Mineral processing plants are inherently complex, with wide-ranging resource-intensive operations. Mines are looking to achieve significant process objectives to lower energy and plant costs while making better use of water and energy resources.
At the same time, they are tasked with meeting regulatory requirements and dealing with workforce challenges. To address these complexities and to offer solutions, Rockwell Automation recently hosted a webinar that helped attendees understand how to meet these process objectives.
Juliano de Goes Arantes, Pavilion Account Executive at Rockwell Automation, hosted the webinar on 20 May, supported by Steffen Zendler, Rockwell Automation’s Heavy Industry Strategy and Marketing Manager for EMEA. The pair discussed the main control challenges faced in mineral processing operations.
De Goes Arantes said that more than 75% of mineral processing plants are still using basic control strategies. An audience poll showed similar results in Africa, with 56% saying they use basic control, followed by 28% who use manual control.
“While basic control provides adequate control in terms of plant safety, it rarely achieves optimal control in quality, nor does it operate most economically,” said de Goes Arantes.

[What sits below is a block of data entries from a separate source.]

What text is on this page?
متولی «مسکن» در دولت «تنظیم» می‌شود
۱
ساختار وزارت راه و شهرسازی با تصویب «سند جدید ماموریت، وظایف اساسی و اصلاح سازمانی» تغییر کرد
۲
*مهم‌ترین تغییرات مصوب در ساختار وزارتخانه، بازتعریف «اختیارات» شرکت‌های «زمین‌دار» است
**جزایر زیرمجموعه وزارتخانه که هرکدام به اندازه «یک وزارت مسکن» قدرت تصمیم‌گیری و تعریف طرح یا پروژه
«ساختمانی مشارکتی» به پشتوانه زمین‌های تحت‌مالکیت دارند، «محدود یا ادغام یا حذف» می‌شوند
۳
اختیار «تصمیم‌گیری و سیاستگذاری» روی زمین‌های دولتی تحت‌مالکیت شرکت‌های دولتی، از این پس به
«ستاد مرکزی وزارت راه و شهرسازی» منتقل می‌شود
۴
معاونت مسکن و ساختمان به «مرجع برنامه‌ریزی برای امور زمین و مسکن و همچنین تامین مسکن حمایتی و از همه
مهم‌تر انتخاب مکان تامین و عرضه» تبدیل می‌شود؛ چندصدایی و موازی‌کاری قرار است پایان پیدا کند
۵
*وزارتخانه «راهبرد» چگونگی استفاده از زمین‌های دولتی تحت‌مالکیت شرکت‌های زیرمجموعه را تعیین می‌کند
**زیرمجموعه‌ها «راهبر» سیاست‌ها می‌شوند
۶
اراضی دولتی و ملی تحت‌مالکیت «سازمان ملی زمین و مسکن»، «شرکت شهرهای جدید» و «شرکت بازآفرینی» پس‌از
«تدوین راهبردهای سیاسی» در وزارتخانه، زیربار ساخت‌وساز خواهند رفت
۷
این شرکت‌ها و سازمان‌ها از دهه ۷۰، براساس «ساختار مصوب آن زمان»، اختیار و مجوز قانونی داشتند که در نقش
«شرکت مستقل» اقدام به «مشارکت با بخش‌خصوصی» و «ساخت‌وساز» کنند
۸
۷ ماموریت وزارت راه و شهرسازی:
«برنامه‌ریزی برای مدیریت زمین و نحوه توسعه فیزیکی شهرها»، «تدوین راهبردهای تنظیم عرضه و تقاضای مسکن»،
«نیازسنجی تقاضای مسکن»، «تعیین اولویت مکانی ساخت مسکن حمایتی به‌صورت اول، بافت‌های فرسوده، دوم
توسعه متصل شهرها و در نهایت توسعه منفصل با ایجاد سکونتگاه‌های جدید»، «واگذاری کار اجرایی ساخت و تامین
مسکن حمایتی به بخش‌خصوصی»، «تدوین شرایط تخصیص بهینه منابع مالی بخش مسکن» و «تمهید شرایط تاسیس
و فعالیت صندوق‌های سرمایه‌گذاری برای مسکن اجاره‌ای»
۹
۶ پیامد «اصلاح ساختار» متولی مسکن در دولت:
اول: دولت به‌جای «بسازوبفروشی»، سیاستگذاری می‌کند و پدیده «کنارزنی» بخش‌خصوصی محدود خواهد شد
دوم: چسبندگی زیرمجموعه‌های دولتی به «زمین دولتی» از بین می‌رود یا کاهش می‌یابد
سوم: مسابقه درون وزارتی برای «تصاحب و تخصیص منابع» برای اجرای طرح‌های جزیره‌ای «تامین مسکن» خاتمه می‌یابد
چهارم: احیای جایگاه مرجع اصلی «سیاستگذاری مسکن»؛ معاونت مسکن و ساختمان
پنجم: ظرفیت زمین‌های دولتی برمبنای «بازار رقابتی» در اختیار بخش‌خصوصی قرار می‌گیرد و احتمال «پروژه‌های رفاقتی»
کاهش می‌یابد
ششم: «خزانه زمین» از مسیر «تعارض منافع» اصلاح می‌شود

The webinar focused on Pavilion8 Model Predictive Control (MPC) from Rockwell Automation, a tool that reduces process variability and enhances stability over and above what is currently possible with more traditional control schemes. Making use of MPC, processing plants can leverage their control systems to optimise their operations.

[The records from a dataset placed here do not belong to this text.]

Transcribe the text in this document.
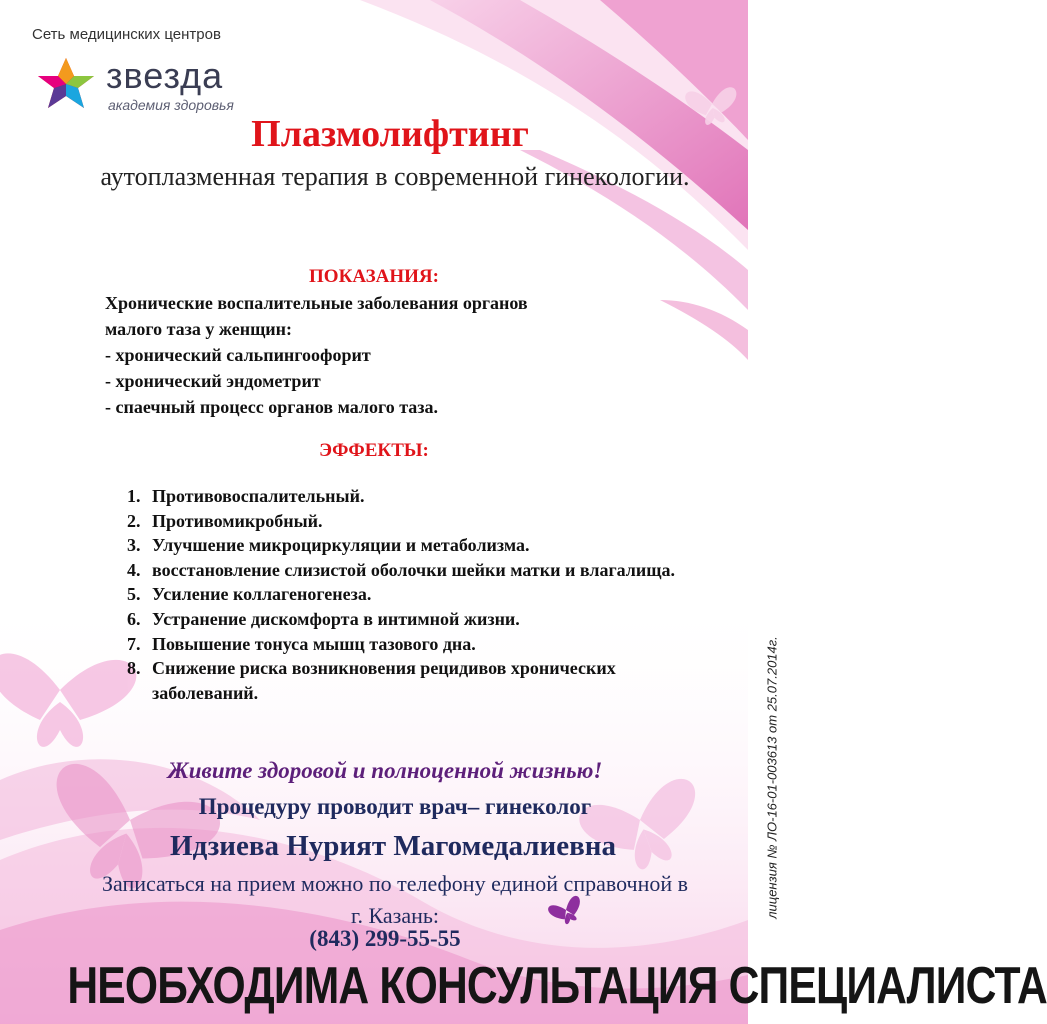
Сеть медицинских центров
звезда
академия здоровья
Плазмолифтинг
аутоплазменная терапия в современной гинекологии.
ПОКАЗАНИЯ:
Хронические воспалительные заболевания органов
малого таза у женщин:
- хронический сальпингоофорит
- хронический эндометрит
- спаечный процесс органов малого таза.
ЭФФЕКТЫ:
1. Противовоспалительный.
2. Противомикробный.
3. Улучшение микроциркуляции и метаболизма.
4. восстановление слизистой оболочки шейки матки и влагалища.
5. Усиление коллагеногенеза.
6. Устранение дискомфорта в интимной жизни.
7. Повышение тонуса мышц тазового дна.
8. Снижение риска возникновения рецидивов хронических заболеваний.
Живите здоровой и полноценной жизнью!
Процедуру проводит врач– гинеколог
Идзиева Нурият Магомедалиевна
Записаться на прием можно по телефону единой справочной в г. Казань:
(843) 299-55-55
НЕОБХОДИМА КОНСУЛЬТАЦИЯ СПЕЦИАЛИСТА
лицензия № ЛО-16-01-003613 от 25.07.2014г.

De Goes Arantes explained:
“MPC uses a model of the minerals processing operation to predict how the process output variables will respond to changes in the process input variables and disturbances. MPC algorithms make use of machine learning, where the engine learns and updates the mathematical model using data, while the MPC then uses it for control.”
It is a simple and powerful technology which integrates into the current control system to optimise mineral processes while addressing the objectives and complexities of the plant.
“At its core, MPC uses supervised machine learning technology to assess current and predicted operational data. It compares the data to desired results, and then computes and updates the process online setpoint targets,” said De Goes Arantes.
MPC reduces variability, helps achieve plant stability, manages the process without constraints, and operates closer to specifications and performance limits while maintaining safety margins. Ultimately, the tool delivers mining customers with increased throughput, lower reagents consumption, better recovery, optimum water and energy usage, and improved process stability.